L'HISTOIRE
Le mot encens a été emprunté vers 1135 au latin ecclésiastique incensum, désignant une matière brûlée en sacrifice. Chez les Romains on l'appelait thymiama, un mot proche de thym, à rattacher à deux racines grecques : l'une, thuos évoque à la fois l'idée d'offrande et de parfum, d'aromate; l'autre, thuien, correspond à la notion de sacrifice (que l'on fait brûler).

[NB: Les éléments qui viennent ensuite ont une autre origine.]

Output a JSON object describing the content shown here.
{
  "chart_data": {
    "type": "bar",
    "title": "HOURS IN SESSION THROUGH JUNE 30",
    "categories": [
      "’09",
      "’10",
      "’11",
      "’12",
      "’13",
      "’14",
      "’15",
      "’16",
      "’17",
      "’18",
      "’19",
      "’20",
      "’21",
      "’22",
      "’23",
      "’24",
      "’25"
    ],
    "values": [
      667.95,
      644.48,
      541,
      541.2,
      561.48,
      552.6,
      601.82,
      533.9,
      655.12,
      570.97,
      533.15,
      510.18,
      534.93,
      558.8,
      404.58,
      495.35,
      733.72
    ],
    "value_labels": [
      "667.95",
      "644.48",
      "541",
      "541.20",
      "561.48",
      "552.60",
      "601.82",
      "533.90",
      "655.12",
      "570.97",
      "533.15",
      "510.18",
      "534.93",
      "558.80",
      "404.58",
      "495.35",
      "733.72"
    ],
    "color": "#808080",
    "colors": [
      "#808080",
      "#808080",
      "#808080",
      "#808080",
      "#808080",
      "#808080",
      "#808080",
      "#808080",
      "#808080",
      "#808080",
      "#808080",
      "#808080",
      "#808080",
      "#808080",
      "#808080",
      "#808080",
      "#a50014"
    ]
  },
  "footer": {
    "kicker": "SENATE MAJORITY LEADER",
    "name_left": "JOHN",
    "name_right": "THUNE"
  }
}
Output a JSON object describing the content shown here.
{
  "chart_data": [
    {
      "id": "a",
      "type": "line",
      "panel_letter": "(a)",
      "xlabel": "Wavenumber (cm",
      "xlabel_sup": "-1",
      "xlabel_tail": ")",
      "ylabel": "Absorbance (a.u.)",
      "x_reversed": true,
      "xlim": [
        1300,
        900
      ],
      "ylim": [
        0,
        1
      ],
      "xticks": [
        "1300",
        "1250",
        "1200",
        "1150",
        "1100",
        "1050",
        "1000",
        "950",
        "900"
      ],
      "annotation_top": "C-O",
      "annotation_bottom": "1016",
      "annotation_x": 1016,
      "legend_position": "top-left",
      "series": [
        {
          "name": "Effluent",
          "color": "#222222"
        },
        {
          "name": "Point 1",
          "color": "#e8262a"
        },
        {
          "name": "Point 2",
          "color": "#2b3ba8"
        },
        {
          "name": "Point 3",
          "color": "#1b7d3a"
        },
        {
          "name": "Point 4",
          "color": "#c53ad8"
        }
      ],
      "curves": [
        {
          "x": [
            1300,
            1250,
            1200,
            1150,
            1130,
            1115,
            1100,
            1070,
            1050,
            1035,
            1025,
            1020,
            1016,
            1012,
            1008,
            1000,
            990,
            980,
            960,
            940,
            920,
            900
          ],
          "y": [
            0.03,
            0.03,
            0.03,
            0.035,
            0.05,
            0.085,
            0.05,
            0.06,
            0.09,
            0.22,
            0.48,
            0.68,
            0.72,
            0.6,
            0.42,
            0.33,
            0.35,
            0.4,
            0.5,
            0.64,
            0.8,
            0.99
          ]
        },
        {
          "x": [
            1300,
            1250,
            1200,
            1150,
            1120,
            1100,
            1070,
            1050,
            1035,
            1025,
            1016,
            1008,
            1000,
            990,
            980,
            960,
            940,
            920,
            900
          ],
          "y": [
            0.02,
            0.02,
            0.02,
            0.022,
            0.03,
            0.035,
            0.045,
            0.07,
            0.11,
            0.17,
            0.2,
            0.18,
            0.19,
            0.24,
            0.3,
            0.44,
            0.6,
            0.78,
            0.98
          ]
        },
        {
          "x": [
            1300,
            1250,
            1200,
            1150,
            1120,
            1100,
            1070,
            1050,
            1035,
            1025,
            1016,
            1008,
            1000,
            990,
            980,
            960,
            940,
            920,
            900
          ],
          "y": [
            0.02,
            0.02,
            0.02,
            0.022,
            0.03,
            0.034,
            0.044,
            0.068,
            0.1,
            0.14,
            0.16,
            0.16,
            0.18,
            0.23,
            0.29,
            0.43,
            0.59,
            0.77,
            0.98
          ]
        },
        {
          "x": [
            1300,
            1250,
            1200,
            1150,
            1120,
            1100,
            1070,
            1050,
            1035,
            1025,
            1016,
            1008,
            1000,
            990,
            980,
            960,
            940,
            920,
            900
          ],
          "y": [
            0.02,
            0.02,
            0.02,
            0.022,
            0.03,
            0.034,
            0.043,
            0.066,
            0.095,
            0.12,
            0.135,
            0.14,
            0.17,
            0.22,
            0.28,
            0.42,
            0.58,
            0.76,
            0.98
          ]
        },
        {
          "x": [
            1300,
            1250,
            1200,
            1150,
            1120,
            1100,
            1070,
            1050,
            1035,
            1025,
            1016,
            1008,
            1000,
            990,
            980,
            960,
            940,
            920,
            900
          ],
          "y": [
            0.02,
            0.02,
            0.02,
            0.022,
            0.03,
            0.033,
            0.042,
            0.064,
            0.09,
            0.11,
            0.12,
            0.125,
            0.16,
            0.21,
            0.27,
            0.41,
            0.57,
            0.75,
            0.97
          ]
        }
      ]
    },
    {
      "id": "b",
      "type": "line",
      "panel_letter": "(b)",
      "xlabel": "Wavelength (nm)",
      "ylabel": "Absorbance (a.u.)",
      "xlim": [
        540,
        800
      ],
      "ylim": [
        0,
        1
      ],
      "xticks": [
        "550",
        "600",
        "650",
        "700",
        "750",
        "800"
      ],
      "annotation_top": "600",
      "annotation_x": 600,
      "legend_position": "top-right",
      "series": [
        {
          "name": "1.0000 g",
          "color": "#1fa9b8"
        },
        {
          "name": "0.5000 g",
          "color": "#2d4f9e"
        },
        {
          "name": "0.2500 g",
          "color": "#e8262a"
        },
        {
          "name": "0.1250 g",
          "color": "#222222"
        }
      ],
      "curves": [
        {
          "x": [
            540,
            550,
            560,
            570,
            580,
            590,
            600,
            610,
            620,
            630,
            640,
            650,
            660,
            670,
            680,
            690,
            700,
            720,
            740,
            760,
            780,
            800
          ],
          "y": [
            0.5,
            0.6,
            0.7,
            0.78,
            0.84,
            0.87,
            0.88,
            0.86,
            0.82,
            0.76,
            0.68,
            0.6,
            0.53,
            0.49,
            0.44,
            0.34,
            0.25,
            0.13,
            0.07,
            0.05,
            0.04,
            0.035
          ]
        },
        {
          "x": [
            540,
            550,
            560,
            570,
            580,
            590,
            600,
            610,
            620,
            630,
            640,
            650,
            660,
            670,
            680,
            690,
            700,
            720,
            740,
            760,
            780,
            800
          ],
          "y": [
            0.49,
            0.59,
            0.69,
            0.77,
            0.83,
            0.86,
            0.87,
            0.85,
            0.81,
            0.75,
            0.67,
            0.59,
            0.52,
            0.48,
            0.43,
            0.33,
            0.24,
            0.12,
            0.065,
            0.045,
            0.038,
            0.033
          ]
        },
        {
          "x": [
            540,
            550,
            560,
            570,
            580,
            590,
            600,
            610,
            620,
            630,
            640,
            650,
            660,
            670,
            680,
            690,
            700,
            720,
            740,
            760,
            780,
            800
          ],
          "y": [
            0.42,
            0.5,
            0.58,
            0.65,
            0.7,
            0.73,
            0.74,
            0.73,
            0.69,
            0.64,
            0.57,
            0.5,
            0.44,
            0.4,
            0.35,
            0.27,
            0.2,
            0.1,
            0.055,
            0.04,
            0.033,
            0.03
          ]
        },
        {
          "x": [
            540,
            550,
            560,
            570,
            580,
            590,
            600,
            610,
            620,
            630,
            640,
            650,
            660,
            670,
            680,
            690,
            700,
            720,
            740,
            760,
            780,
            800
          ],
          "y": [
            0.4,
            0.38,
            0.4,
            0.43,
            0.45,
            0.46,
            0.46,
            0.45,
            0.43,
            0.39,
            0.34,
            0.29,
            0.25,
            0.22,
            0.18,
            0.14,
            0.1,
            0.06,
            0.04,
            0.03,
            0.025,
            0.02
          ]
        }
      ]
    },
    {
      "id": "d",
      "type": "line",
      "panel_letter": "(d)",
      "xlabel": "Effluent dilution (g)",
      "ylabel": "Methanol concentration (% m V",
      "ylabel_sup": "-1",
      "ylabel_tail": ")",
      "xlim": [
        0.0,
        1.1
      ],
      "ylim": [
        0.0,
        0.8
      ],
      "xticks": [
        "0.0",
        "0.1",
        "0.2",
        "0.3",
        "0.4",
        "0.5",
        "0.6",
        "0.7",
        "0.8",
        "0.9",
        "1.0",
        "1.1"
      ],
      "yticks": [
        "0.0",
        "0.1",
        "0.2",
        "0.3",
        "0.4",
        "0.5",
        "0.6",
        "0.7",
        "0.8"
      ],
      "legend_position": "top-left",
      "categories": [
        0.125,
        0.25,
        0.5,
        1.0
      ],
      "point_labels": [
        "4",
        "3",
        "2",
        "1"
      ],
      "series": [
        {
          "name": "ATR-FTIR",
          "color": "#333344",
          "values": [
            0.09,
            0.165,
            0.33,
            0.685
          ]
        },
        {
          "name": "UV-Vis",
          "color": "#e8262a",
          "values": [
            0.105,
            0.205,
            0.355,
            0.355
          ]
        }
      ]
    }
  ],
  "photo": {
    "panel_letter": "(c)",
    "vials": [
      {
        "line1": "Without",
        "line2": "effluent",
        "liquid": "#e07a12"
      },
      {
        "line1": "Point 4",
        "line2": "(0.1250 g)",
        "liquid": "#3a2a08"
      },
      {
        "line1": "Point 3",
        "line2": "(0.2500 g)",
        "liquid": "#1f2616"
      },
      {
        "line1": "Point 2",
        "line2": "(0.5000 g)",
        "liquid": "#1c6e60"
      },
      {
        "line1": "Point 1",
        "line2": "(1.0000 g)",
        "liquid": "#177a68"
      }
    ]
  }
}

Les termes ci-dessus montrent bien l'importance de l'encens dans la religion, les dieux étant apparemment friands de ses fumées qui montaient vers eux en sacrifice. Le dieu assyrien Baal en était un grand consommateur, mais Yahvé, dans l'Ancien Testament, aimait également beaucoup l'encens, mentionné à 113 reprises dans les divers livres. On notera surtout un passage de l'Exode (XXX: 34-37) dans lequel Yahvé précise à Moïse la composition du mélange qu'il faut faire brûler pour lui (storax, onyx, galbanum, aromates et pur encens), tout en lui indiquant que ce mélange ne doit pas être utilisé de façon profane.
Batonnets d'encens au séchage
METHODE DE FABRICATION
Des plantes et poudres de bois sont mélangées à de l'eau. La pâte obtenue est roulée à la main sous forme de bâtonnets. Les mélanges comportent souvent plusieurs dizaines de plantes. Certaines sont connues pour leurs propriétés sur le plan spirituel comme le santal blanc et rouge, le bois d'agar, d'autres sont typiquement tibétaines comme le lotus bleu de l'Himalaya, ou des plantes comme aquilaria, asofoetida, différentes espèces de fleurs (rhododendron chrysantemum), aiguilles de juniper…
L'HISTOIRE (suite)
Les Égyptiens, considérés comme les plus grands parfumeurs de l'Antiquité, firent eux aussi un grand usage de l'encens, qui entrait notamment dans la composition du kyphi. Même chose chez les Grecs et les Romains. La nature divine de l'encens est évoquée par Ovide dans ses Métamorphoses, puisque selon lui le premier arbre à encens aurait poussé sur la tombe de Leucothoé, maîtresse d'Apollon châtiée par son père Orchamos.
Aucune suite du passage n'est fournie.